For months now, we’ve been treated to variations of assertions that “a time of crisis is a great opportunity.” First it was Rahm Emmanuel, then the President and now Secretary of State Hillary Clinton.  The endless repetition of the phrase is making it the first catch phrase of the new administration, taking its place among the ranks of Presidential sound bites such as “I did not have sex with that woman” and “Read My Lips, no new taxes,’ with just about as much benefit to the country.  

It is clear that the administration has emphasized the notion that we are in a crisis, or even a catastrophe “from which we may not recover” simply to justify extraordinary government intervention.  It is clear that creating and sustaining an atmosphere of crisis is the administration’s strategy for action, its way of achieving the rapid enactment of legislation to yank this country away from free market capitalism and freedom and toward socialism.

It is also clear that the ‘change’ that the administration promised in the campaign is being morphed into a more substantial transformation of government than most Americans initially assumed.  Now even Whoopi Goldberg is coming to an understanding that Obama might be doing more than she bargained for, based on her words on “The View” last week.

So there are two main points:  

1) Don’t buy into the idea.

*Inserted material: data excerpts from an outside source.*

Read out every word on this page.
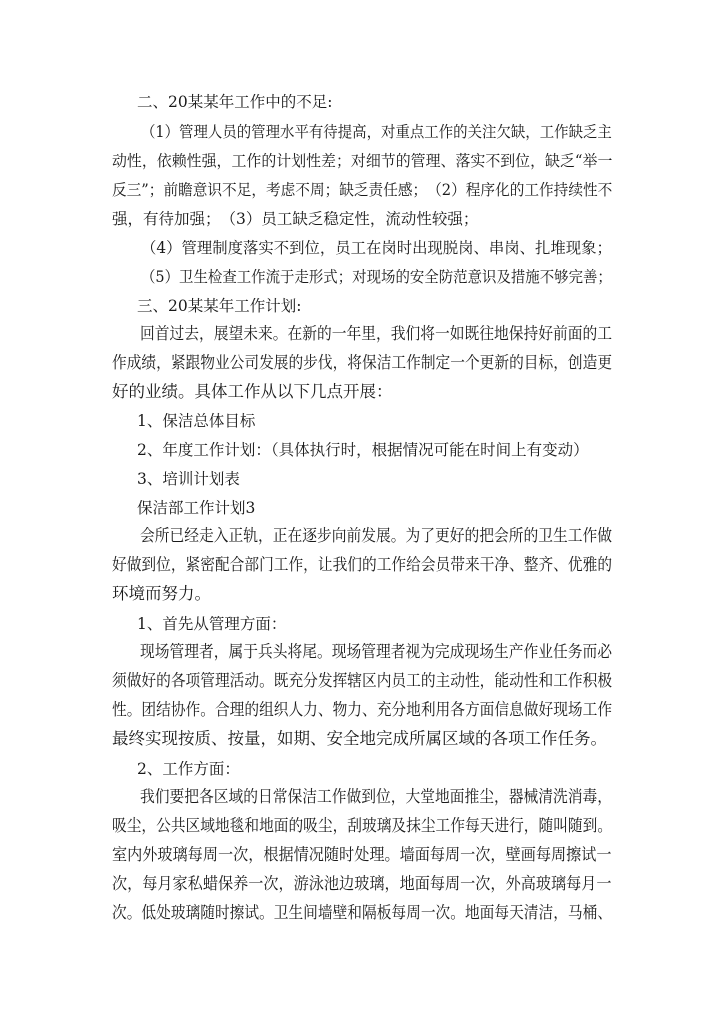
二、20某某年工作中的不足:
（1）管理人员的管理水平有待提高，对重点工作的关注欠缺，工作缺乏主
动性，依赖性强，工作的计划性差；对细节的管理、落实不到位，缺乏“举一
反三”；前瞻意识不足，考虑不周；缺乏责任感；　（2）程序化的工作持续性不
强，有待加强；　（3）员工缺乏稳定性，流动性较强；
（4）管理制度落实不到位，员工在岗时出现脱岗、串岗、扎堆现象；
（5）卫生检查工作流于走形式；对现场的安全防范意识及措施不够完善；
三、20某某年工作计划:
回首过去，展望未来。在新的一年里，我们将一如既往地保持好前面的工
作成绩，紧跟物业公司发展的步伐，将保洁工作制定一个更新的目标，创造更
好的业绩。具体工作从以下几点开展：
1、保洁总体目标
2、年度工作计划：（具体执行时，根据情况可能在时间上有变动）
3、培训计划表
保洁部工作计划3
会所已经走入正轨，正在逐步向前发展。为了更好的把会所的卫生工作做
好做到位，紧密配合部门工作，让我们的工作给会员带来干净、整齐、优雅的
环境而努力。
1、首先从管理方面：
现场管理者，属于兵头将尾。现场管理者视为完成现场生产作业任务而必
须做好的各项管理活动。既充分发挥辖区内员工的主动性，能动性和工作积极
性。团结协作。合理的组织人力、物力、充分地利用各方面信息做好现场工作
最终实现按质、按量，如期、安全地完成所属区域的各项工作任务。
2、工作方面：
我们要把各区域的日常保洁工作做到位，大堂地面推尘，器械清洗消毒，
吸尘，公共区域地毯和地面的吸尘，刮玻璃及抹尘工作每天进行，随叫随到。
室内外玻璃每周一次，根据情况随时处理。墙面每周一次，壁画每周擦试一
次，每月家私蜡保养一次，游泳池边玻璃，地面每周一次，外高玻璃每月一
次。低处玻璃随时擦试。卫生间墙壁和隔板每周一次。地面每天清洁，马桶、
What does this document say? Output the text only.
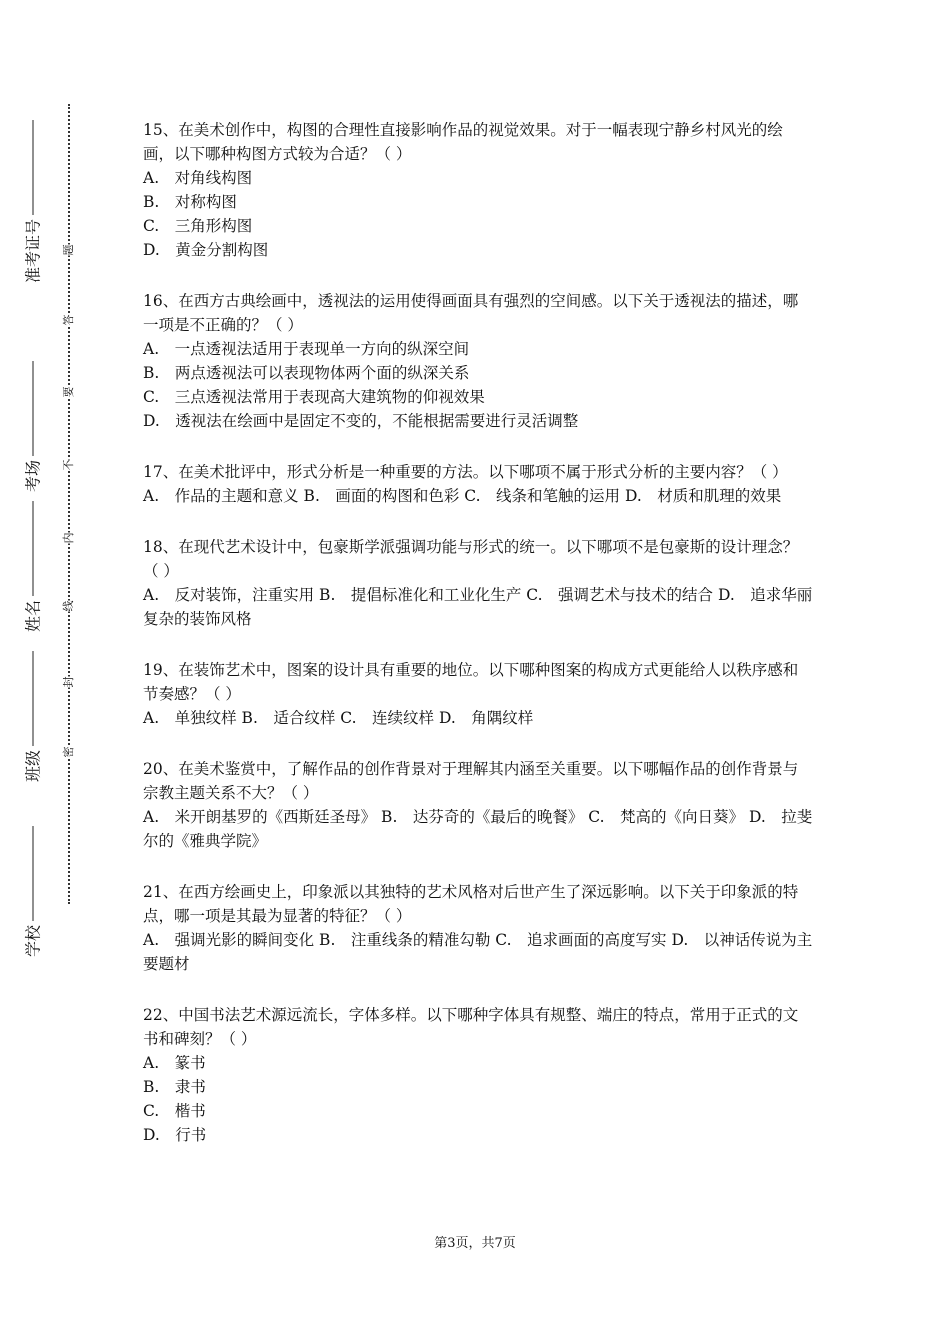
学校
班级
姓名
考场
准考证号
密
封
线
内
不
要
答
题

15、在美术创作中，构图的合理性直接影响作品的视觉效果。对于一幅表现宁静乡村风光的绘画，以下哪种构图方式较为合适？（ ）

A.　对角线构图

B.　对称构图

C.　三角形构图

D.　黄金分割构图

16、在西方古典绘画中，透视法的运用使得画面具有强烈的空间感。以下关于透视法的描述，哪一项是不正确的？（ ）

A.　一点透视法适用于表现单一方向的纵深空间

B.　两点透视法可以表现物体两个面的纵深关系

C.　三点透视法常用于表现高大建筑物的仰视效果

D.　透视法在绘画中是固定不变的，不能根据需要进行灵活调整

17、在美术批评中，形式分析是一种重要的方法。以下哪项不属于形式分析的主要内容？（ ）

A.　作品的主题和意义 B.　画面的构图和色彩 C.　线条和笔触的运用 D.　材质和肌理的效果

18、在现代艺术设计中，包豪斯学派强调功能与形式的统一。以下哪项不是包豪斯的设计理念？（ ）

A.　反对装饰，注重实用 B.　提倡标准化和工业化生产 C.　强调艺术与技术的结合 D.　追求华丽复杂的装饰风格

19、在装饰艺术中，图案的设计具有重要的地位。以下哪种图案的构成方式更能给人以秩序感和节奏感？（ ）

A.　单独纹样 B.　适合纹样 C.　连续纹样 D.　角隅纹样

20、在美术鉴赏中，了解作品的创作背景对于理解其内涵至关重要。以下哪幅作品的创作背景与宗教主题关系不大？（ ）

A.　米开朗基罗的《西斯廷圣母》 B.　达芬奇的《最后的晚餐》 C.　梵高的《向日葵》 D.　拉斐尔的《雅典学院》

21、在西方绘画史上，印象派以其独特的艺术风格对后世产生了深远影响。以下关于印象派的特点，哪一项是其最为显著的特征？（ ）

A.　强调光影的瞬间变化 B.　注重线条的精准勾勒 C.　追求画面的高度写实 D.　以神话传说为主要题材

22、中国书法艺术源远流长，字体多样。以下哪种字体具有规整、端庄的特点，常用于正式的文书和碑刻？（ ）

A.　篆书

B.　隶书

C.　楷书

D.　行书

第3页，共7页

Things have been worse in our history, and in all but one case, known as the Great Depression, it was private sector action that restored the economy to health.  The fact that it’s called the Great Depression should be a clue that we don’t want to go there again–so we need to alter course now before it’s too late.  

2) Challenge the idea. If a tornado or flood  is destroying your house, you don’t spend time during the storm thinking about redesigning the house.  After the storm has passed, there may be time to rethink things–but not during the crisis!  

Now is not the time to cram National Health Care, free college education for all and a half trillion dollars of needless pork projects down the throat of the choking economy.  Now is not the time to expand the national deficit with redistribution plans that harm economic growth (by the Congressional Budget Office’s own analysis).

Now is the time to restore order and confidence in the financial system of the free market, and thus far we haven’t made a dent.  In fact, it has gotten demonstrably worse since the election, and the past six weeks of the new administration have steepened the slide, if anything.

The President and his team seem to be locked in and experiencing ‘target fixation,’ a condition that plagues military pilots, causing them to crash their aircraft right into the target rather than maneuvering to safety.

We need to use any means available to break this fixation before the economy crashes. Now. Not later.

COMMENTS

  • JHancock

    true…just like the 1920′s and 1930′s in Germany–look how that turned out. It is a sad and scary truth that now is a huge time of opportunity for the liberal agenda, because paniky people get stupid and will let the government do anything so long as they promise to “make it stop”. For example, what does stem cell research, health care, and abortion have to do with the economy??-relitivly little, but the current administration is moving NOW on these issues, because their panicked electorate is struck senseles by fear of economic meltdown.

  • Praying

    when our elected senators and representatives act like such self serving jerks? Sure, we can vote them out of office- but that’s not going to help the senate vote on the omnibus bill that will occur on Monday. We can write, call, fax, etc – and I have, and I will continue to, but sometimes I wonder if it really makes a difference – we seem to have a group of “leaders” who are willing to throw principles and values under the bus in the name of “reaching across the aisle” (why is that reach only in one direction?) and “getting along”. Gag me. I am so tired of that. The Ds have made it quite apparent that “they won” and they are in charge – even if every R in both houses votes in unison (which I have yet to see) they will not be able to stop the tide of damaging decisions that are destroying our free market economy on a daily – sometimes hourly – basis. So I get the crisis, but I’m having a hard time seeing the opportunity when the other side is so hell bent on total destruction…

  • reddog53

    Look at the way the continuing budget resolution is starting to founder . If we make some more calls to our Senators as well as some Ds that are up for reelection in 2010 and let them know we’re intending to oppose them because of this insanity, we can slow it down, if not stop it all together.

    It does make a difference; they’re seeing the Tea Parties and starting to get a little nervous….which is exactly where we want them!

  • Praying

    and yes to tea parties, (I attended the one in Nashville) so I guess I’m doing all I can do for the moment. I hope it’s enough!